Miss France 2023 : des élèves d'un lycée professionnel ont dû travailler de nuit pour créer les robes du concours

Lors de l’élection Miss France 2023 qui s’est déroulée le 17 décembre dernier, cinq des robes arborées par les participantes au concours de beauté ont été créées par de jeunes couturiers en devenir. Scolarisés au lycée professionnel de la mode et des métiers d’art Octave-Feuillet à Paris, ces élèves ont réalisé le rêve de plus d’un couturier : voir ses créations mises en avant sur une chaîne télévisée regardée par des millions de téléspectateurs.

Mais avant de goûter à ce prestige, les élèves du lycée professionnel parisien ont subi le pire en coulisses. 

Des élèves soumis à « un rythme de travail trop soutenu » pour créer les robes de Miss France

Ils sont pour la plupart mineurs et ont dû supporter des conditions de travail qui vont à l’encontre du règlement scolaire. En vue du concours Miss France 2023, des apprentis du lycée Octave Feuillet ont travaillé de jour comme de nuit pour réaliser cinq robes pour les finalistes du concours de beauté. Selon les informations soulevées par Mediapart, « les élèves, dont la plupart n’habitent pas dans le XVIe arrondissement de Paris où se trouve le Lycée Octave Feuillet, n’ont pas pu rentrer chez elles et ont dû coudre tissus, strass et plumes une bonne partie de la nuit, les jours précédant l’évènement. »

Le média précise que ces jeunes filles ont dû dormir dans l’établissement, « la tête posée sur leurs bras croisés, à même la table de l’atelier ».

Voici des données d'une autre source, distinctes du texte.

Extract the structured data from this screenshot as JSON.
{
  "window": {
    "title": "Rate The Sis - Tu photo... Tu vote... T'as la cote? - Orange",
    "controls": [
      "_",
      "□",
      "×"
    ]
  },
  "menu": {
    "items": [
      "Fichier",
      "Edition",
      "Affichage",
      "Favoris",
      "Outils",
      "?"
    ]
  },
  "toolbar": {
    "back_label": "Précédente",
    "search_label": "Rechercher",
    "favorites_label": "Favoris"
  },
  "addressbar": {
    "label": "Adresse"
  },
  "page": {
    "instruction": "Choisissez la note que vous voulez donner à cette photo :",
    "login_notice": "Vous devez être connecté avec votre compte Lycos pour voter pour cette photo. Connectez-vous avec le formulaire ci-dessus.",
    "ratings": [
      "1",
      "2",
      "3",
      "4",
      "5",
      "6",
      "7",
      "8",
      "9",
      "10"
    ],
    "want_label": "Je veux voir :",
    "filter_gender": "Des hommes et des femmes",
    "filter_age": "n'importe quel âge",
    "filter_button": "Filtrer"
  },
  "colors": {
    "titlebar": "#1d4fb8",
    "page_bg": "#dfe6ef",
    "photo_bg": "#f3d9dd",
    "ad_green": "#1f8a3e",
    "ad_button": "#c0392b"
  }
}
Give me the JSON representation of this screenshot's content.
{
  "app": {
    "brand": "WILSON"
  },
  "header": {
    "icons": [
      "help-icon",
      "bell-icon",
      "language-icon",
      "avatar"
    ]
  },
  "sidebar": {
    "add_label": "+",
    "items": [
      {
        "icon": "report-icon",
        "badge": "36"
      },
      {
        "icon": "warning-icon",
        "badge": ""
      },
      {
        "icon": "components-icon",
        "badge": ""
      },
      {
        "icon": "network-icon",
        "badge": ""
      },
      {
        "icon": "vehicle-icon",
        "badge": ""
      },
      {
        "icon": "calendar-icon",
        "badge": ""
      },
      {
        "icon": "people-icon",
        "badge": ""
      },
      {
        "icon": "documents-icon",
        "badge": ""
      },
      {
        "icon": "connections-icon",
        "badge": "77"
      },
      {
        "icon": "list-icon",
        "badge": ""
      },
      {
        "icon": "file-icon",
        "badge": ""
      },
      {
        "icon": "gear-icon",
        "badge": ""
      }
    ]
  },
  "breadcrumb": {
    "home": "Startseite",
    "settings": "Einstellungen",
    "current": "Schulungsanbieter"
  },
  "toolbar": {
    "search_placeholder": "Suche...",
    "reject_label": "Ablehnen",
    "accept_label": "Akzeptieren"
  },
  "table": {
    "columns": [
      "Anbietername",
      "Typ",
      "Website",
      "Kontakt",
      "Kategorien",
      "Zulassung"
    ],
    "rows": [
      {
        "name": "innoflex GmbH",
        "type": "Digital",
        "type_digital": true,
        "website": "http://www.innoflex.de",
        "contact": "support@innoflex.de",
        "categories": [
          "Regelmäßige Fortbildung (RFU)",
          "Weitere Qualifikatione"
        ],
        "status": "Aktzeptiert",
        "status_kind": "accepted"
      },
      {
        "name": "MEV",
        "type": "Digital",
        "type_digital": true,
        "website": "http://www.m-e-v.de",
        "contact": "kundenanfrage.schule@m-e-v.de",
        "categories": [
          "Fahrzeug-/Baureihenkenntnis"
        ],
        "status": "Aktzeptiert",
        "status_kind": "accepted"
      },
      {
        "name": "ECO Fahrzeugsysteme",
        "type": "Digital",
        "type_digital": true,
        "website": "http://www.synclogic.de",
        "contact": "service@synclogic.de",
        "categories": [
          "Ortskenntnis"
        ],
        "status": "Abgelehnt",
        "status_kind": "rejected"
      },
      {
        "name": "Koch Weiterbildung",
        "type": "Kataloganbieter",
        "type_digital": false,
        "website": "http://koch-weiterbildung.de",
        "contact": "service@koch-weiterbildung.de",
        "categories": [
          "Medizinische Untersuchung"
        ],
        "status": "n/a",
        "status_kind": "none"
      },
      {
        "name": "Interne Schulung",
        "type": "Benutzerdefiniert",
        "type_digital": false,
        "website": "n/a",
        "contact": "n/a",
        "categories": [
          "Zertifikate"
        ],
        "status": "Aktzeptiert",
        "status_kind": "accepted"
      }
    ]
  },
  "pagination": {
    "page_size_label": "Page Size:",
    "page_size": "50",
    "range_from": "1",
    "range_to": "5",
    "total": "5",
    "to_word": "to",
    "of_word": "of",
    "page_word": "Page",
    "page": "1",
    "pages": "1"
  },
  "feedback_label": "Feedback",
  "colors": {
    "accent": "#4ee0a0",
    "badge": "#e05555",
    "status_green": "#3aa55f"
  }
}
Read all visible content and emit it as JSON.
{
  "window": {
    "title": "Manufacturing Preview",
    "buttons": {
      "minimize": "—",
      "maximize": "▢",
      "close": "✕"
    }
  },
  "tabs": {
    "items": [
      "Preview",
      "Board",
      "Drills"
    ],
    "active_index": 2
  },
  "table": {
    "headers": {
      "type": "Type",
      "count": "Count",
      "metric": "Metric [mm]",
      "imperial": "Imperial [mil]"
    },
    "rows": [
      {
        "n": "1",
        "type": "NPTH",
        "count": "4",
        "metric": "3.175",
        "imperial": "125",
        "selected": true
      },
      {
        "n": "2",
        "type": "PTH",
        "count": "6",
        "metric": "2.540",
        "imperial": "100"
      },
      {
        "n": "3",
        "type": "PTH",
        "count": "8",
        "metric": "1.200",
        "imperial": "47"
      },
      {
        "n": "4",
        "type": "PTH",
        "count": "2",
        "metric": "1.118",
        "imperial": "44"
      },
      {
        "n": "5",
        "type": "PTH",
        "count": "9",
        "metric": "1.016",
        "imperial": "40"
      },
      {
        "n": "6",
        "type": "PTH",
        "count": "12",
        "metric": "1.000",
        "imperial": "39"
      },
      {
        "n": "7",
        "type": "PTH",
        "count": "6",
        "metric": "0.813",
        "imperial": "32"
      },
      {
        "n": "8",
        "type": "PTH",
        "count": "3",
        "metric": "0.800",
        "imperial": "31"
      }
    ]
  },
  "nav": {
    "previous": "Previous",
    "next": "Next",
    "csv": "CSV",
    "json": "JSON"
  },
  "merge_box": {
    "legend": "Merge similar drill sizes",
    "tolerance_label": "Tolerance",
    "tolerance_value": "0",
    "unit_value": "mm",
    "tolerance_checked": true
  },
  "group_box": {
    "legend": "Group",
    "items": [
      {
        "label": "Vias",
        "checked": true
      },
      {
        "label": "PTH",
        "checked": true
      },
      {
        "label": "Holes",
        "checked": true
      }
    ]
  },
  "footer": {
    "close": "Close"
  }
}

Ces conditions alarmantes, additionnées à une charge de travail bien trop lourde, ont déclenché de l’angoisse et des pleurs chez les couturières en herbe. Et si l’affaire n’éclate que maintenant grâce aux révélations de Mediapart publiées ce 25 janvier, le rectorat de Paris a eu vent de la situation la semaine des faits.

« Cette année, ce projet a conduit, en raison notamment de contraintes de livraison de fournitures, à exposer quelques élèves de l’établissement à un rythme de travail trop soutenu dans les derniers jours précédant la manifestation. » a déclaré le rectorat de Paris interrogé par Mediapart. Pour autant la société de production de Miss France a informé le journal que ses consignes artistiques ont été données à l’établissement « 6 à 7 semaines » à l’avance.

Mediapart spécifie que c’est cette boîte de production qui fournit la matière première au lycée dans le cadre d’une convention.

C’est seulement la veille de la soirée de l’élection diffusée sur TF1 que « la directrice s’est vu sommée de ne plus faire travailler d’élèves la nuit au lycée », a rapporté un membre de l’équipe pédagogique du lycée parisien à Médiapart.

Pour sa part, le rectorat de Paris soutient avoir apporté des « solutions d’hébergements à proximité » aux élèves.

Des couturières en herbe saluées en public mais négligées en coulisses

La situation de ces élèves du Lycée Octave Feuillet est d’autant plus critique lorsqu’on sait que, quelques semaines plus tôt, la classe a eu un autre projet artistique d’envergure à réaliser : le défilé des Catherinettes. « Entre ce défilé, qui a lieu en novembre, et les Miss France mi-décembre, les élèves sont prises dans un étau maximal, une pression énorme, même si beaucoup sont très fières et contentes de participer à ces projets » rapporte le même membre de l’équipe pédagogique cité plus haut.

« C’est d’ailleurs ce que disent les professeures, souvent issues elles-mêmes d’ateliers de haute couture : quand les élèves seront diplômées, elles devront travailler très dur, donc autant s’habituer. Mais on ne peut pas normaliser dès le lycée le fait de s’exonérer du Code du travail et de la protection de la santé ».

Le problème vient de là, et il est bien connu dans les écoles de mode. Cette culture du travail acharné, cultivée par les adultes qui font figure d’autorité, conduit parfois à une surexploitation des aspirants couturiers et stylistes qui n’a pas lieu d’être. D’autant que bien souvent, le fruit du travail de ces artisans de l’ombre n’est même pas crédité.

Des suites de l’élection Miss France 2023, les élèves du lycée professionnel Octave Feuilet ont toutefois été couvertes d’éloges de la part de plusieurs représentants du milieu de l’éducation sur les réseaux sociaux. 

De son côté, le compte Twitter officiel du lycée professionnel a cité une phrase qui aurait été prononcée par une élève dénommée Pauline affirmant que cette semaine de travail a été « la plus belle semaine de [sa] vie au lycée ».

Un tweet publié le 19 décembre qui aujourd’hui fait office de cache-misère.